A long, richly detailed debut novel from prizewinning short-story writer Orringer (How to Breathe Underwater, 2003), unfolding from a little-explored area of the Holocaust. The brothers Andras and Tibor Levi, Hungarian Jews, are models of aspiration. As the narrative opens, Andras is bound for Paris to study architecture, Tibor for Italy to study medicine. The year is 1937, far enough along in the proceedings that neither should be surprised to learn that bad things are about to happen; yet both are so resolutely set on their paths that, it seems, the outside world does not always figure. Andras is helped along by a few fellow Jews at the Parisian academy, as well as a seemingly sympathetic artist who inspires him to contemplate, at 22, converting to "become a Christian, and not just a Christian-a Roman Catholic, the Christians who'd imagined houses of God like Notre-Dame, like the Saint-Chapelle, like the Matyas Templom or the Basilica of Szent Istvan in Budapest." This will not be the first time Andras gives free play to lofty-mindedness, but the mood gives way to earthlier concerns when he meets a woman who has an engagingly complex past-and whose story will travel alongside Andras's through the labor-camp system and, eventually, the Nazi death machine.

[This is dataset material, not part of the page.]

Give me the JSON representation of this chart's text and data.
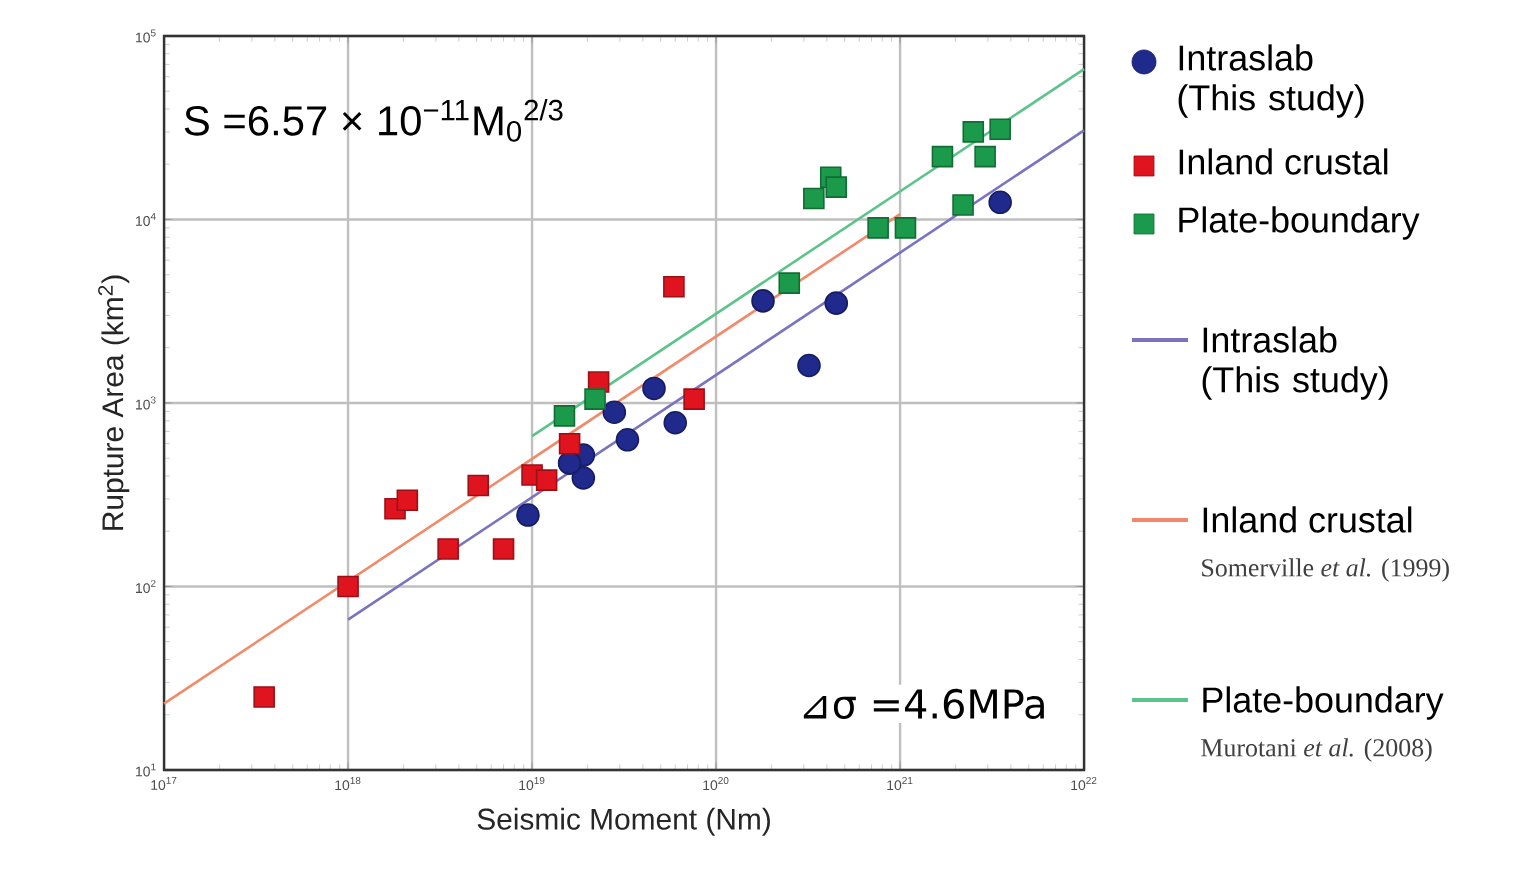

Tibor's story is a quieter version of Andras's; indeed, the reader sometimes wonders whether Orringer has forgotten about him, though only for a time. The author works large themes of family, loyalty and faith across a huge sweep of geography and history. Her settings are the smart avenues of world capitals, snowy dirt tracks on the road to Stalingrad, even the woods of upstate New York. Her story develops without sentimentality or mawkishness, though it is full of grand emotions. Though the events of the time, especially in Hungary, are now the stuff of history books and increasingly fewer firsthand memories, Orringer writes without anachronism, and convincingly. Written with the big-picture view of Doctor Zhivago or Winds of War.